George Rappalyea looked out of
place in Dayton, Tennessee,
a
quiet town of 1,800 nestled in the Cumberland Mountains of southeastern
Tennessee. The Chattanooga Times described the energetic
thirty-one year old chemical and mining engineer as “a stranger to the
south
and southern ways.” He appeared Jewish,
though his ancestry was French. He was
short, with brown eyes, horned-rimmed glasses, olive complexion, and
bushy,
black hair. He spoke with a New York accent, a product of having grown up on
Third Avenue
in New York City where, as a boy,
Rappalyea sold papers at
the entrance to the Times Square
subway
station.
An unfortunate encounter with a
copperhead while
surveying a Tennessee farm led to
Rappalyea’s
decision to settle in Dayton
in 1922. He married Ova Corvin, the
charming nurse who tended to his bite.
Ova took great pleasure, according to an expert scientist
who
came to Tennessee for the Scopes
trial, in riding horseback with
her husband in the hills surrounding Dayton. Ova’s brother operated a
grocery store in Dayton
and helped land Rappalyea a job as
manager of the bankrupt Cumberland Coal and Iron Company.

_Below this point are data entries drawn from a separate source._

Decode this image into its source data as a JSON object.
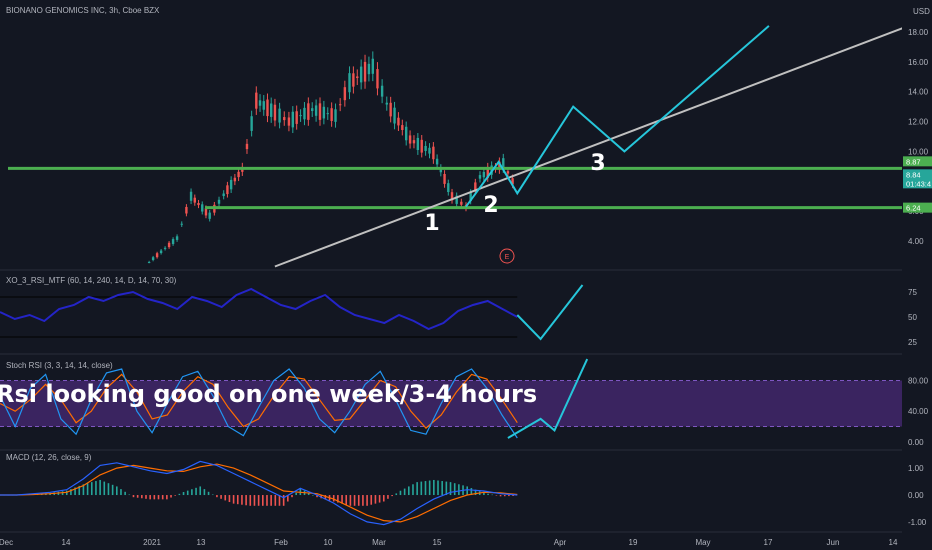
{
  "header": {
    "title": "BIONANO GENOMICS INC, 3h, Cboe BZX",
    "currency": "USD"
  },
  "price_axis": {
    "ticks": [
      "18.00",
      "16.00",
      "14.00",
      "12.00",
      "10.00",
      "8.00",
      "6.00",
      "4.00"
    ],
    "badges": [
      {
        "text": "8.87",
        "color": "#4caf50"
      },
      {
        "text": "8.84",
        "color": "#26a69a"
      },
      {
        "text": "01:43:4",
        "color": "#26a69a"
      },
      {
        "text": "6.24",
        "color": "#4caf50"
      }
    ]
  },
  "time_axis": {
    "labels": [
      "Dec",
      "14",
      "2021",
      "13",
      "Feb",
      "10",
      "Mar",
      "15",
      "Apr",
      "19",
      "May",
      "17",
      "Jun",
      "14"
    ]
  },
  "annotations": {
    "wave_labels": [
      "1",
      "2",
      "3"
    ],
    "event_marker": "E",
    "banner": "Rsi looking good on one week/3-4 hours"
  },
  "panels": {
    "rsi_mtf": {
      "title": "XO_3_RSI_MTF (60, 14, 240, 14, D, 14, 70, 30)",
      "ticks": [
        "75",
        "50",
        "25"
      ]
    },
    "stoch_rsi": {
      "title": "Stoch RSI (3, 3, 14, 14, close)",
      "ticks": [
        "80.00",
        "40.00",
        "0.00"
      ]
    },
    "macd": {
      "title": "MACD (12, 26, close, 9)",
      "ticks": [
        "1.00",
        "0.00",
        "-1.00"
      ]
    }
  },
  "colors": {
    "background": "#131722",
    "support_green": "#4caf50",
    "projection": "#26c6da",
    "trendline": "#c0c0c0",
    "rsi_line": "#2424c8",
    "stoch_k": "#2196f3",
    "stoch_d": "#ff6d00",
    "band_fill": "#3a2460",
    "macd_line": "#2962ff",
    "signal_line": "#ff6d00",
    "hist_up": "#26a69a",
    "hist_down": "#ef5350"
  },
  "chart_data": {
    "type": "line",
    "title": "BIONANO GENOMICS INC, 3h, Cboe BZX",
    "price_ylim": [
      2.2,
      19.6
    ],
    "horizontal_levels": [
      8.87,
      6.24
    ],
    "price_path": [
      {
        "date": "2020-12-30",
        "price": 2.6
      },
      {
        "date": "2021-01-05",
        "price": 4.2
      },
      {
        "date": "2021-01-08",
        "price": 7.0
      },
      {
        "date": "2021-01-12",
        "price": 5.7
      },
      {
        "date": "2021-01-15",
        "price": 7.1
      },
      {
        "date": "2021-01-19",
        "price": 8.8
      },
      {
        "date": "2021-01-22",
        "price": 13.4
      },
      {
        "date": "2021-01-26",
        "price": 12.6
      },
      {
        "date": "2021-01-29",
        "price": 12.0
      },
      {
        "date": "2021-02-03",
        "price": 12.8
      },
      {
        "date": "2021-02-08",
        "price": 12.4
      },
      {
        "date": "2021-02-11",
        "price": 14.6
      },
      {
        "date": "2021-02-16",
        "price": 15.7
      },
      {
        "date": "2021-02-19",
        "price": 13.2
      },
      {
        "date": "2021-02-24",
        "price": 10.8
      },
      {
        "date": "2021-03-01",
        "price": 9.9
      },
      {
        "date": "2021-03-05",
        "price": 7.0
      },
      {
        "date": "2021-03-08",
        "price": 6.3
      },
      {
        "date": "2021-03-11",
        "price": 8.3
      },
      {
        "date": "2021-03-16",
        "price": 9.2
      },
      {
        "date": "2021-03-19",
        "price": 7.4
      }
    ],
    "projection": [
      {
        "date": "2021-03-08",
        "price": 6.3
      },
      {
        "date": "2021-03-15",
        "price": 9.3
      },
      {
        "date": "2021-03-19",
        "price": 7.2
      },
      {
        "date": "2021-03-31",
        "price": 13.0
      },
      {
        "date": "2021-04-11",
        "price": 10.0
      },
      {
        "date": "2021-05-12",
        "price": 18.4
      }
    ],
    "trendline": [
      {
        "date": "2021-01-26",
        "price": 2.3
      },
      {
        "date": "2021-06-16",
        "price": 19.0
      }
    ],
    "rsi_ylim": [
      15,
      95
    ],
    "rsi_path": [
      55,
      48,
      52,
      46,
      58,
      62,
      70,
      66,
      72,
      75,
      68,
      64,
      58,
      70,
      66,
      60,
      72,
      78,
      70,
      62,
      58,
      66,
      72,
      60,
      52,
      48,
      44,
      52,
      46,
      38,
      44,
      56,
      62,
      66,
      58,
      50
    ],
    "rsi_levels": [
      70,
      30
    ],
    "rsi_projection": [
      {
        "date": "2021-03-19",
        "value": 52
      },
      {
        "date": "2021-03-24",
        "value": 28
      },
      {
        "date": "2021-04-02",
        "value": 82
      }
    ],
    "stoch_ylim": [
      -8,
      112
    ],
    "stoch_k": [
      60,
      20,
      70,
      88,
      30,
      10,
      55,
      90,
      95,
      40,
      12,
      50,
      85,
      92,
      60,
      20,
      8,
      45,
      80,
      95,
      70,
      30,
      12,
      40,
      75,
      92,
      55,
      15,
      10,
      50,
      85,
      95,
      70,
      35,
      5
    ],
    "stoch_d": [
      50,
      40,
      55,
      75,
      55,
      25,
      40,
      70,
      88,
      65,
      30,
      35,
      65,
      85,
      75,
      45,
      20,
      30,
      60,
      85,
      82,
      55,
      28,
      30,
      55,
      80,
      72,
      40,
      18,
      35,
      65,
      88,
      82,
      55,
      25
    ],
    "stoch_band": [
      20,
      80
    ],
    "stoch_projection": [
      {
        "date": "2021-03-17",
        "value": 5
      },
      {
        "date": "2021-03-24",
        "value": 30
      },
      {
        "date": "2021-03-27",
        "value": 15
      },
      {
        "date": "2021-04-03",
        "value": 108
      }
    ],
    "macd_ylim": [
      -1.3,
      1.6
    ],
    "macd_line": [
      0.0,
      0.0,
      0.05,
      0.1,
      0.2,
      0.6,
      1.1,
      1.2,
      1.05,
      0.9,
      0.8,
      0.95,
      1.25,
      1.1,
      0.8,
      0.5,
      0.2,
      -0.1,
      0.25,
      0.0,
      -0.3,
      -0.7,
      -1.0,
      -1.1,
      -0.9,
      -0.5,
      -0.15,
      0.1,
      0.2,
      0.15,
      0.05,
      0.0
    ],
    "signal_line": [
      0.0,
      0.0,
      0.02,
      0.05,
      0.1,
      0.35,
      0.75,
      1.0,
      1.1,
      1.0,
      0.9,
      0.88,
      1.05,
      1.15,
      1.0,
      0.75,
      0.45,
      0.15,
      0.1,
      0.05,
      -0.15,
      -0.45,
      -0.75,
      -0.95,
      -1.0,
      -0.8,
      -0.5,
      -0.2,
      0.0,
      0.1,
      0.08,
      0.02
    ]
  }
}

Under his supervision, men cut up furnaces
and mining machinery for scrap and, from time to time, dug a little
coal.
Although he’d not previously been
a
regular
churchgoer, Rappalyea began attending a Methodist church in Dayton.
The church’s young modernist minister, Howard Byrd,
convinced
Rappalyea
that evolution presented no conflict with Christianity, as properly
understood. Byrd baptized Rappalyea and
made him superintendant of the Sunday school at Five Points
Methodist Church.
Rappalyea traces his resolve to
fight
the new
Butler Act to the funeral of an six-year-old boy, the son of one of his
workers, who had been killed in the family Ford by the Southern
Railroad’s
oncoming Royal Palm Express. The
fundamentalist preacher, standing over the small coffin, told Rappalyea
and
other funeral attendees that the poor young boy was doomed to the
“flames of
hell” because he had never been baptized.
After the service, Rappalyea questioned the minister,
accusing
him of
“torturing” the already anguished mother of the dead boy.
The minister replied that couldn’t “lie” for
anybody; it was his “duty to preach the word of God.”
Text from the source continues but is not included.